Com copos de café cheios, curtíamos um calor reconfortante nas mãos quando meu pai sorriu, esticou um dos braços pra frente e disse: “Acho que está nevando”. Não demorou 5 minutos e começou uma nevasca que nos fez procurar um abrigo em uma galeria comercial, mas quando estavam todos seguros, ele virou pra mim e falou: “vamos lá de novo”?
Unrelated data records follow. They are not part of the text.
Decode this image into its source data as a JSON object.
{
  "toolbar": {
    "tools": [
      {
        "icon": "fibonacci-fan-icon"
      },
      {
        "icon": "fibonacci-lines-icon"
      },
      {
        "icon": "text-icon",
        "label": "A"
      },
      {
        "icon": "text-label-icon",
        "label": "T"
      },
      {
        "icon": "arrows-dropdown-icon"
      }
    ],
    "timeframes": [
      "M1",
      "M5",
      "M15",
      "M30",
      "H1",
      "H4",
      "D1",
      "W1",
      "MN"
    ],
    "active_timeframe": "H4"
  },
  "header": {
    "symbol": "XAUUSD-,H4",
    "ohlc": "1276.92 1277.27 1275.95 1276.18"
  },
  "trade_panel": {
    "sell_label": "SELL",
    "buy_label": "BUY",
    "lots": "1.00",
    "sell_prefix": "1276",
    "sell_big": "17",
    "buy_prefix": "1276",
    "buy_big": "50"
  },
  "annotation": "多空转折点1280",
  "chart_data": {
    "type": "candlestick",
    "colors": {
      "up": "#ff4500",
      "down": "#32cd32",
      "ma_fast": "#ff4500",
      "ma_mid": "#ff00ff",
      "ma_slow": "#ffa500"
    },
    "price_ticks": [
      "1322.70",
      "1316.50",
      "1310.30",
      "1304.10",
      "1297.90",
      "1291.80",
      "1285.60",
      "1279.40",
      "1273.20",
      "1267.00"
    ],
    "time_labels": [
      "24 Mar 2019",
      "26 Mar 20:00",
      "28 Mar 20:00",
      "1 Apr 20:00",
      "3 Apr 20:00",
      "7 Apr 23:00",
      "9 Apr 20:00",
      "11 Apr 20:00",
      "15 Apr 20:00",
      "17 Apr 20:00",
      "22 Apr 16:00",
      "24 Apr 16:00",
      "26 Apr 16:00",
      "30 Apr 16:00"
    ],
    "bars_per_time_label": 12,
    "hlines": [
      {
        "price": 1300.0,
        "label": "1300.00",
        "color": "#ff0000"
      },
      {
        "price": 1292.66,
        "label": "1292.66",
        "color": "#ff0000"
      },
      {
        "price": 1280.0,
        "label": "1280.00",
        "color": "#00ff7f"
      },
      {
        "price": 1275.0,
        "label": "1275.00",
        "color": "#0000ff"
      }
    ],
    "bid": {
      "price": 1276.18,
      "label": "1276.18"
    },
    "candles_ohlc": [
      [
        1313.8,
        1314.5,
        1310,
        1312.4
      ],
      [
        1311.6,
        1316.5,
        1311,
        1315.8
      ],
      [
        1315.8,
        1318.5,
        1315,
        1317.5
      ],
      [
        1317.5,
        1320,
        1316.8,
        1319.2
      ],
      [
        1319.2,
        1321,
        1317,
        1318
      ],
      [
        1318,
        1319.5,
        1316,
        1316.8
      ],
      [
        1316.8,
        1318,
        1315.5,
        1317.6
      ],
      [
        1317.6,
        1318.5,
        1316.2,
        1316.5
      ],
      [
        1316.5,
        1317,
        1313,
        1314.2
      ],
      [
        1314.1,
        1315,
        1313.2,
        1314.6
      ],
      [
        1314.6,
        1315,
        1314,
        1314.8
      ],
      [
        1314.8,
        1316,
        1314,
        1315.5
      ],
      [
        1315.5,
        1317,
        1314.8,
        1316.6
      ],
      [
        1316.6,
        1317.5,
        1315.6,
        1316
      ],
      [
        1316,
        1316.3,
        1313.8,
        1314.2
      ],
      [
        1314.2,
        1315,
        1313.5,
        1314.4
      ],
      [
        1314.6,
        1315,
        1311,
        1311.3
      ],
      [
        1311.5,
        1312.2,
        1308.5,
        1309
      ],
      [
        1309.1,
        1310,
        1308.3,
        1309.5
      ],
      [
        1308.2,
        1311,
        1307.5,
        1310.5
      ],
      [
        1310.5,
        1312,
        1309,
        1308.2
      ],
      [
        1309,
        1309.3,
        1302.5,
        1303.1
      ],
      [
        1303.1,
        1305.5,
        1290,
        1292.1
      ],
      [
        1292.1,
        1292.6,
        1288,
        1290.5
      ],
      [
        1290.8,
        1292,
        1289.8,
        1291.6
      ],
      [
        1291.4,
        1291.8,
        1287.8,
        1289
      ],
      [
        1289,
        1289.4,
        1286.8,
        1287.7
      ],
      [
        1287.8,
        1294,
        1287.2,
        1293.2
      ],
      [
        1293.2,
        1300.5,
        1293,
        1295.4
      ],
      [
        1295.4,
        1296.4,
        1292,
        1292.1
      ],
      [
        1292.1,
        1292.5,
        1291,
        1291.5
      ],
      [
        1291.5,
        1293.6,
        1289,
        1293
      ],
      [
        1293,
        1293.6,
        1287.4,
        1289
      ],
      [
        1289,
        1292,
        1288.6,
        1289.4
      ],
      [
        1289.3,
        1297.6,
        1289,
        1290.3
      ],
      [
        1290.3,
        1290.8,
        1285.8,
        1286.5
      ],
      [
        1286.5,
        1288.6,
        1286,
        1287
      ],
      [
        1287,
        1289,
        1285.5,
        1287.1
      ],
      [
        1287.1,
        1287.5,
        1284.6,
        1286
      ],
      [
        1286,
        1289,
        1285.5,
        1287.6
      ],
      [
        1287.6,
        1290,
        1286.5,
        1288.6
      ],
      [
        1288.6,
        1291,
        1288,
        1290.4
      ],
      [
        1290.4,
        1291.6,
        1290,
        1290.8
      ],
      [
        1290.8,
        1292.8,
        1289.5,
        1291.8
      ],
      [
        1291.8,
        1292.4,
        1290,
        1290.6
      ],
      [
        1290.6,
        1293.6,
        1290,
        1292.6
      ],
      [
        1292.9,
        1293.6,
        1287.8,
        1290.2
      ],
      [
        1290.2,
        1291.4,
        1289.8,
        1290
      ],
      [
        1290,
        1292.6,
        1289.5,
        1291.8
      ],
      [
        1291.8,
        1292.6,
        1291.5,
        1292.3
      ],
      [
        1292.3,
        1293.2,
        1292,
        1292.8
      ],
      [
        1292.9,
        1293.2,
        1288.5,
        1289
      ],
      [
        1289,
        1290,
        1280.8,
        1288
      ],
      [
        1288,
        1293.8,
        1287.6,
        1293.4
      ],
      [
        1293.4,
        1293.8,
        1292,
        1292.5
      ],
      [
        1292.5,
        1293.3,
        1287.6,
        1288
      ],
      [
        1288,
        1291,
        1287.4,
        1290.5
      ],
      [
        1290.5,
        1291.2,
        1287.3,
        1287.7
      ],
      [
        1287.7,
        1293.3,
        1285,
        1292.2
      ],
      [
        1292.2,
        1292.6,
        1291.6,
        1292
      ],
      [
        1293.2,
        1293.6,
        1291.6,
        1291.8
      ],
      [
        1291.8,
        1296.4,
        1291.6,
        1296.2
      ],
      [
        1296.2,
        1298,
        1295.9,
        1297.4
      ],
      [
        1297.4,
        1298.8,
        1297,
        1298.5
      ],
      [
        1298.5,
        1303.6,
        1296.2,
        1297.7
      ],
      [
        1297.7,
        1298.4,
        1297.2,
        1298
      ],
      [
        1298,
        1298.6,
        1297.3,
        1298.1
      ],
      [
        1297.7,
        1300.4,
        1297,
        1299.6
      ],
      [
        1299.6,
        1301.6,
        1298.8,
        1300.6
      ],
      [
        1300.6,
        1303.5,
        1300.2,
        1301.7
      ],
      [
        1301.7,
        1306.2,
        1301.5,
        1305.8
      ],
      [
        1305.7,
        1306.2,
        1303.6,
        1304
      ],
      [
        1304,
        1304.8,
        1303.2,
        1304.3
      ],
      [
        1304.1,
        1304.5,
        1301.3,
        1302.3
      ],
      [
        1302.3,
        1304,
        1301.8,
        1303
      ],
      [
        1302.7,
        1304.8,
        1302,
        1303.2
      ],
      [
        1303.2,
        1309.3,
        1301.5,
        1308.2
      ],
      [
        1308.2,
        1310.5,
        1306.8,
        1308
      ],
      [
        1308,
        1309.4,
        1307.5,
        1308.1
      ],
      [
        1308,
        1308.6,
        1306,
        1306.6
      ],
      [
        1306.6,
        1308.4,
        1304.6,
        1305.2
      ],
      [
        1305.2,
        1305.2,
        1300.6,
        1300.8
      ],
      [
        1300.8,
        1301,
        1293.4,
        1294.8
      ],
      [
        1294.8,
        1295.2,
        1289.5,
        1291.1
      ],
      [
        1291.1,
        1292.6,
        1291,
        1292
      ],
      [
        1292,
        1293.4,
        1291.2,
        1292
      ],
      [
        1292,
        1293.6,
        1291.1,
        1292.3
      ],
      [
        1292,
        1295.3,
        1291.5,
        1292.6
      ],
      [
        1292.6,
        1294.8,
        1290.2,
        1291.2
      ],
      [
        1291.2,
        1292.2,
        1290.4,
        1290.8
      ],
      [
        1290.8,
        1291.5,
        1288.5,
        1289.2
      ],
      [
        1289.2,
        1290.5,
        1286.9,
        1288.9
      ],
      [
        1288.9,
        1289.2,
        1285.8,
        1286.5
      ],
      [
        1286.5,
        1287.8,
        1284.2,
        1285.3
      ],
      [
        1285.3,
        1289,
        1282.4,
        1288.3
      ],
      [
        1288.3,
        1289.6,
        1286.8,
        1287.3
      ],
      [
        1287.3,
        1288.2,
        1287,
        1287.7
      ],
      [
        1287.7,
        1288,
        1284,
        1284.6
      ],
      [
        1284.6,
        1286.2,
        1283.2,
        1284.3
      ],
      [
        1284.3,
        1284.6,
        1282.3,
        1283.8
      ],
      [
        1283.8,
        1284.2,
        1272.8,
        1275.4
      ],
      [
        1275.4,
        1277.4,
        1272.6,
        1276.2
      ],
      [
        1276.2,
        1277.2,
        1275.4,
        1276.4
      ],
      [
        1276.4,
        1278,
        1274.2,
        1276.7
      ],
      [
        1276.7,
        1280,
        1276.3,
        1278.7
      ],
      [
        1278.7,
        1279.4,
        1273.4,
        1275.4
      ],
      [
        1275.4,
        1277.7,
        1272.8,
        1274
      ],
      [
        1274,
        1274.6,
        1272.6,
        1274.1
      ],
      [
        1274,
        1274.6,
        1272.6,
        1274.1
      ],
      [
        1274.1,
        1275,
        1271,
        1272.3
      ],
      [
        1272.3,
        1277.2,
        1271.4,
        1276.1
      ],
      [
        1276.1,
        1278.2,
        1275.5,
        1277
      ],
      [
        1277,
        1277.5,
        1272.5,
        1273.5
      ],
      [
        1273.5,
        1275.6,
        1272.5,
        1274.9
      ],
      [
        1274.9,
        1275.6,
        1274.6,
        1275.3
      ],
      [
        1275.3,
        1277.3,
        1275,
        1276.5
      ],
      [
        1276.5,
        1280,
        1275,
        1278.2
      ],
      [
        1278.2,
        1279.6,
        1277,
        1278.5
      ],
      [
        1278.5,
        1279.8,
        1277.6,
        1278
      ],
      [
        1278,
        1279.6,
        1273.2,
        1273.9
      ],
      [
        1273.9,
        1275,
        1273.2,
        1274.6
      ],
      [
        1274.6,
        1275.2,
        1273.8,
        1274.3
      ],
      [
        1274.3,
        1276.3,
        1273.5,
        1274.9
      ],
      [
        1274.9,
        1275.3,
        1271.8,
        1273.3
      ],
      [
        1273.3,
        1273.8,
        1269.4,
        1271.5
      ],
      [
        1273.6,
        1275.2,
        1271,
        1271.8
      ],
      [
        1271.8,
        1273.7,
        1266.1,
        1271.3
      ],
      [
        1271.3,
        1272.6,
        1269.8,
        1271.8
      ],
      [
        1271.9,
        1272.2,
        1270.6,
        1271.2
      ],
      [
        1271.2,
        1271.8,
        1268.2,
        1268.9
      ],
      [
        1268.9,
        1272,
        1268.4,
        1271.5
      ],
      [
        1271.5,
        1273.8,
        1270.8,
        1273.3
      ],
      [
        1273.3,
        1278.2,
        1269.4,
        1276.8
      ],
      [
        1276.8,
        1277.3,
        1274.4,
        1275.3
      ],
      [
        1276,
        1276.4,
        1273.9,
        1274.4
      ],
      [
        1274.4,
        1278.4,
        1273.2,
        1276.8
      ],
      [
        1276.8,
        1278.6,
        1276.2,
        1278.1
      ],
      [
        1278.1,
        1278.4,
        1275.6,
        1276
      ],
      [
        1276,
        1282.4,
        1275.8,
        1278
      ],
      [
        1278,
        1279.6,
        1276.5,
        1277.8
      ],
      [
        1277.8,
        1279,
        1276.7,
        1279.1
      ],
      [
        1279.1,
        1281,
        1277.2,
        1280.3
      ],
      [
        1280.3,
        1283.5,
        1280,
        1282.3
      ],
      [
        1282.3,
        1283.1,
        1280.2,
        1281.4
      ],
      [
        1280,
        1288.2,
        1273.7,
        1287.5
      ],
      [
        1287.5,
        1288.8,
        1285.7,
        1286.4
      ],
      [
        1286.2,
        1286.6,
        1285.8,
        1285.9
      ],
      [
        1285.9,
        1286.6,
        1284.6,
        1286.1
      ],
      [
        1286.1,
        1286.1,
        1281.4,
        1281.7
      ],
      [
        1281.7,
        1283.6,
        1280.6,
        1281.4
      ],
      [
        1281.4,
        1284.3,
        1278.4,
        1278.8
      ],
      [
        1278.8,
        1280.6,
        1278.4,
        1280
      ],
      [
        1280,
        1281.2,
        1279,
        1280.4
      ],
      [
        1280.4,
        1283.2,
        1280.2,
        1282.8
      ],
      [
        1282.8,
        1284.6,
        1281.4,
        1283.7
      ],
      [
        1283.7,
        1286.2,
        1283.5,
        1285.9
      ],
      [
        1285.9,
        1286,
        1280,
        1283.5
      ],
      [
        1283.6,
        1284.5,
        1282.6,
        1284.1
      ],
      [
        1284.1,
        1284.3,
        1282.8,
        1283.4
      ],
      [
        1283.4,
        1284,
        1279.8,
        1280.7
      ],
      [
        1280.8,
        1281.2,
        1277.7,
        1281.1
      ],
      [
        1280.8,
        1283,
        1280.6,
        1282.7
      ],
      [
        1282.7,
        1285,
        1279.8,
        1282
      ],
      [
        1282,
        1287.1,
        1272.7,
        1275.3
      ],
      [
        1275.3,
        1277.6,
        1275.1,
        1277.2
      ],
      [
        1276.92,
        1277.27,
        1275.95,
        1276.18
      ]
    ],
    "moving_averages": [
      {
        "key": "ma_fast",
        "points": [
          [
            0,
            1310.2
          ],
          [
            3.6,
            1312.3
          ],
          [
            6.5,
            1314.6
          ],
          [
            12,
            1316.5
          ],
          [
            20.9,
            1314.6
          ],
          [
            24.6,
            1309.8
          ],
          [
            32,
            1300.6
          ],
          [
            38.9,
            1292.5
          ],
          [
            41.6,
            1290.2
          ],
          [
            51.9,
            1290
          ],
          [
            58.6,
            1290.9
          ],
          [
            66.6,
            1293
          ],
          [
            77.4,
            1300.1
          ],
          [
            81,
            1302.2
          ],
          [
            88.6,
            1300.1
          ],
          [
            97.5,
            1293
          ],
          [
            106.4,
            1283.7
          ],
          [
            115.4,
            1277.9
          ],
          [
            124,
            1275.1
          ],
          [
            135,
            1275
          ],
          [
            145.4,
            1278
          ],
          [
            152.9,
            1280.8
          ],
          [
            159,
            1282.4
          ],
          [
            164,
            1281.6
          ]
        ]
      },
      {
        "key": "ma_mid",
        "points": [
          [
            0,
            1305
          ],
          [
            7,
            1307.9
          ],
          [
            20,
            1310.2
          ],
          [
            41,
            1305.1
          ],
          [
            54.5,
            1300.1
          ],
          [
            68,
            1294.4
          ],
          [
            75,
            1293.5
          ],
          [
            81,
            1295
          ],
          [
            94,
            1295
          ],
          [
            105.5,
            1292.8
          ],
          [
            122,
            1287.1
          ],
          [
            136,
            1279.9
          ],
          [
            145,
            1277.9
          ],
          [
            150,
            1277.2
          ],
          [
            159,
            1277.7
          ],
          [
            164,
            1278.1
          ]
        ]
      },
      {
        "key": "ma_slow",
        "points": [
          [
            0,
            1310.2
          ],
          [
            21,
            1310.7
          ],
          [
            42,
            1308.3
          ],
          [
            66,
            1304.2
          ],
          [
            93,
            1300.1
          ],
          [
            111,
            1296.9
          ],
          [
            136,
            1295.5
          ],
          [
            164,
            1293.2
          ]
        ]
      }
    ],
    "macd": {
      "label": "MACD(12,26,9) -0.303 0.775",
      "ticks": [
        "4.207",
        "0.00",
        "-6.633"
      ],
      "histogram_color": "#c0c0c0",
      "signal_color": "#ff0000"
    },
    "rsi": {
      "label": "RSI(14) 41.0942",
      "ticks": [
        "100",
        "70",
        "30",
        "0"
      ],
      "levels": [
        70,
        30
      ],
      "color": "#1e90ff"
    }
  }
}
Embora meu pai já tivesse viajado muito, nunca tinha presenciado neve caindo do céu e é raro fazer algo pela primeira vez na vida aos 62 anos. Eu também nunca tinha tido esta oportunidade. Então, deixamos as mochilas e todas as sacolas que carregávamos com minha mãe e corremos pra nevasca deixando a segurança da cobertura.


E com a neve caindo no nosso rosto, molhando as nossas roupas, o sorriso brotou no rosto, primeiro estágio da felicidade, e tudo o que conseguimos fazer pelos minutos seguintes foi dançar. Arrancamos risos e sorrisos dos que passavam e viam dois loucos inebriados de alegria.


Foi uma dança ridícula que brotou do acaso, dançávamos como dois patos querendo ciscar como galinhas. Dançamos com os braços pro céu agradecendo a oportunidade, dançamos pra aquecer o corpo, porque estava frio, mas foi mais que isso, foi a extrapolação máxima de felicidade compartilhada.


Era neve, mas poderia ter sido chuva, poderia ter sido uma poça de lama, papel ou purpurina de carnaval. Foi uma dança que aqueceu o coração e que carrego como lembrança até hoje. Foi o exercício da linguagem universal da felicidade.